Zwischendurch kommen die Künstler in Briefen und Erinnerungen zu Wort ebenso wie der Dichter selbst, seine Freunde, Gegner und Weggefährten, zum Beispiel der Schriftsteller und Verlagskollege Ludolf Wienbarg, Moritz Daniel Oppenheim, Heines Verleger Julius Campe, Ludwig Börne, Théophile Gautier, Franz Grillparzer und die berühmte Salon-Gastgeberin Caroline Jaubert, die bis zu Heines Tod seine enge Freundin blieb. Ihr gab er sein Alter mit dem Satz an: "Ich bin der erste Mann meines Jahrhunderts."

Von Johann Baptist Rousseau, einem Kommilitonen Heines, erfahren wir: "..so oft er einen Witz reißt, lacht er laut auf, dann wird seine Physiognomie, die sonst nichts auffallend Orientalisches hat, ganz jüdisch, und die ohnedies kleinen Augen verschwinden beinah."

Carl Wilhelm Wesermann, der Heine von der Berliner Studienzeit her kannte, befand, "...seine Gesichtszüge waren regelmäßig und zeugten fast gar nichts von seiner israelischen Abkunft, er hatte etwas bleichen Teint, keinen Bart und war ganz nach der Mode gekleidet."

Sein Freund Heinrich Laube schrieb über ihn: "Sein Auge war nicht groß, aber sehr fein. Es schloss sich auch noch zur Hälfte, wenn sein Antlitz in Bewegung geriet. Trotzdem war es sehr beredt, und besonders für alles Schalkhafte und Schlimme äußerst hilfreich. Ebenso sein Mund, welcher die abwechselnden Stimmungen treulich begleitete." Auch Rahel Varnhagen erweist sich als gute und feinsinnige Beobachterin. "Er ist so zerstört von des Vaters Tod" teilt sie Karl August Varnhagen von Ense am 11.März 1829 mit. Die in August Friedrich Pechts Erinnerungen enthaltenen Schilderungen sind dagegen eine befremdliche Mischung aus Bewunderung, Unterwürfigkeit und antisemitischem Ressentiment.

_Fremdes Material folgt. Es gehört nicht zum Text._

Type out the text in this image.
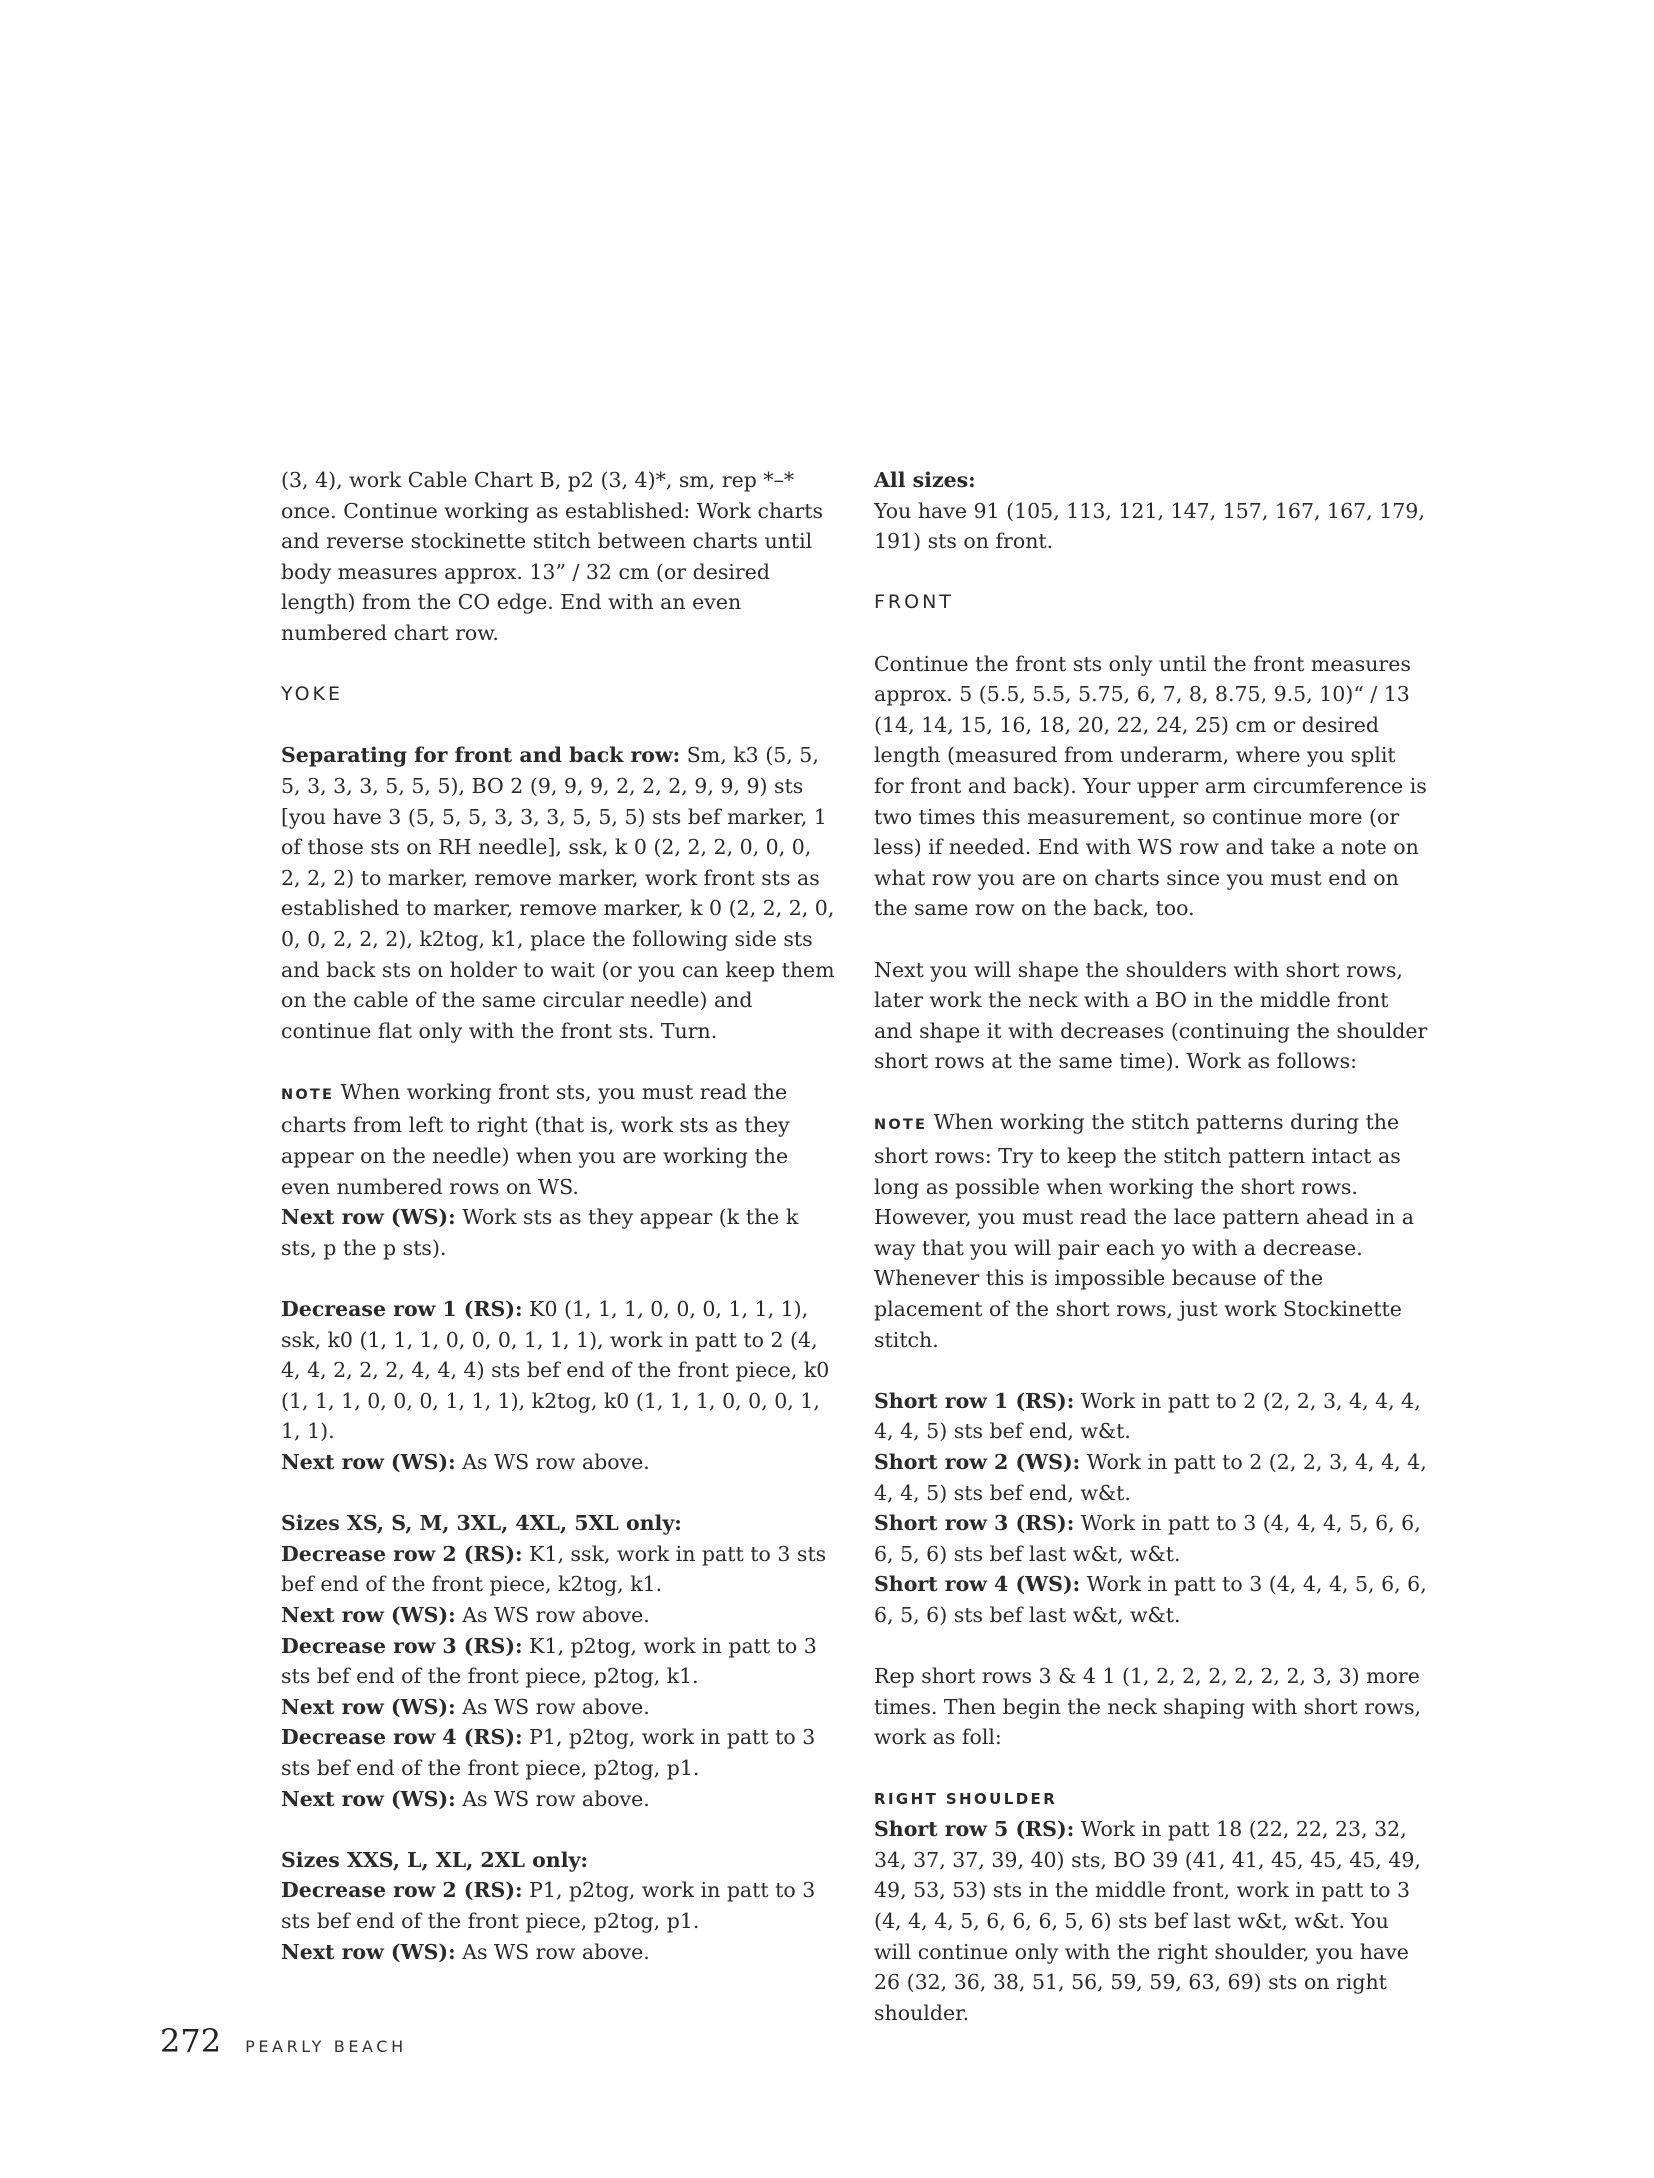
(3, 4), work Cable Chart B, p2 (3, 4)*, sm, rep *–* once. Continue working as established: Work charts and reverse stockinette stitch between charts until body measures approx. 13” / 32 cm (or desired length) from the CO edge. End with an even numbered chart row.

YOKE

Separating for front and back row: Sm, k3 (5, 5, 5, 3, 3, 3, 5, 5, 5), BO 2 (9, 9, 9, 2, 2, 2, 9, 9, 9) sts [you have 3 (5, 5, 5, 3, 3, 3, 5, 5, 5) sts bef marker, 1 of those sts on RH needle], ssk, k 0 (2, 2, 2, 0, 0, 0, 2, 2, 2) to marker, remove marker, work front sts as established to marker, remove marker, k 0 (2, 2, 2, 0, 0, 0, 2, 2, 2), k2tog, k1, place the following side sts and back sts on holder to wait (or you can keep them on the cable of the same circular needle) and continue flat only with the front sts. Turn.

NOTE When working front sts, you must read the charts from left to right (that is, work sts as they appear on the needle) when you are working the even numbered rows on WS.
Next row (WS): Work sts as they appear (k the k sts, p the p sts).

Decrease row 1 (RS): K0 (1, 1, 1, 0, 0, 0, 1, 1, 1), ssk, k0 (1, 1, 1, 0, 0, 0, 1, 1, 1), work in patt to 2 (4, 4, 4, 2, 2, 2, 4, 4, 4) sts bef end of the front piece, k0 (1, 1, 1, 0, 0, 0, 1, 1, 1), k2tog, k0 (1, 1, 1, 0, 0, 0, 1, 1, 1).
Next row (WS): As WS row above.

Sizes XS, S, M, 3XL, 4XL, 5XL only:
Decrease row 2 (RS): K1, ssk, work in patt to 3 sts bef end of the front piece, k2tog, k1.
Next row (WS): As WS row above.
Decrease row 3 (RS): K1, p2tog, work in patt to 3 sts bef end of the front piece, p2tog, k1.
Next row (WS): As WS row above.
Decrease row 4 (RS): P1, p2tog, work in patt to 3 sts bef end of the front piece, p2tog, p1.
Next row (WS): As WS row above.

Sizes XXS, L, XL, 2XL only:
Decrease row 2 (RS): P1, p2tog, work in patt to 3 sts bef end of the front piece, p2tog, p1.
Next row (WS): As WS row above.

All sizes:
You have 91 (105, 113, 121, 147, 157, 167, 167, 179, 191) sts on front.

FRONT

Continue the front sts only until the front measures approx. 5 (5.5, 5.5, 5.75, 6, 7, 8, 8.75, 9.5, 10)“ / 13 (14, 14, 15, 16, 18, 20, 22, 24, 25) cm or desired length (measured from underarm, where you split for front and back). Your upper arm circumference is two times this measurement, so continue more (or less) if needed. End with WS row and take a note on what row you are on charts since you must end on the same row on the back, too.

Next you will shape the shoulders with short rows, later work the neck with a BO in the middle front and shape it with decreases (continuing the shoulder short rows at the same time). Work as follows:

NOTE When working the stitch patterns during the short rows: Try to keep the stitch pattern intact as long as possible when working the short rows. However, you must read the lace pattern ahead in a way that you will pair each yo with a decrease. Whenever this is impossible because of the placement of the short rows, just work Stockinette stitch.

Short row 1 (RS): Work in patt to 2 (2, 2, 3, 4, 4, 4, 4, 4, 5) sts bef end, w&t.
Short row 2 (WS): Work in patt to 2 (2, 2, 3, 4, 4, 4, 4, 4, 5) sts bef end, w&t.
Short row 3 (RS): Work in patt to 3 (4, 4, 4, 5, 6, 6, 6, 5, 6) sts bef last w&t, w&t.
Short row 4 (WS): Work in patt to 3 (4, 4, 4, 5, 6, 6, 6, 5, 6) sts bef last w&t, w&t.

Rep short rows 3 & 4 1 (1, 2, 2, 2, 2, 2, 2, 3, 3) more times. Then begin the neck shaping with short rows, work as foll:

RIGHT SHOULDER
Short row 5 (RS): Work in patt 18 (22, 22, 23, 32, 34, 37, 37, 39, 40) sts, BO 39 (41, 41, 45, 45, 45, 49, 49, 53, 53) sts in the middle front, work in patt to 3 (4, 4, 4, 5, 6, 6, 6, 5, 6) sts bef last w&t, w&t. You will continue only with the right shoulder, you have 26 (32, 36, 38, 51, 56, 59, 59, 63, 69) sts on right shoulder.

272 PEARLY BEACH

Friedrich Hebbel, der Heine bei einem Paris-Besuch kennen gelernt hatte, berichtet Elise Lensing, dass Heine auf ihn einen unerwartet günstigen Eindruck gemacht habe. "Etwas angeründet, aber keineswegs dick."

Franz Grillparzer vertraut seinem Tagebuch vom 23. April 1836 an: "Hatte endlich die Wohnung Heines erfragt, gieng heute zwölf Uhr zu ihm, cité Bergère Nr. 3. Als ich schellte, öffnete mir ein hübscher, runder junger Mann im Schlafrock, der mir wie einem alten Bekannten die Hand reichte. Es war Heine. Er selbst sieht aber auch wie die Lebenslust und, mit seinem breiten Nacken, wie die Lebenskraft aus. Machte mir einen sehr angenehmen Eindruck, denn mir ist der Leichtsinn nur da zuwider, wo er die Ausübung dessen, was man soll, hindert."

Marc Charles Gabriel Gleyre hat Heine 1851 im Krankenbett gemalt, sitzend mit geschlossenen Augen, den Kopf auf die linke Hand gestützt. Heine deutete das Bild als christomorph und stellte es damit in den Zusammenhang von Märtyrerdarstellungen. "Ausgemergelt und mit gebeugtem Haupt wie ein Christus von Moralès, hat die Empfindsamkeit der guten Leute bereits zu sehr zu meinen Gunsten erweicht" schrieb er im April 1852 an Théophile Gautier.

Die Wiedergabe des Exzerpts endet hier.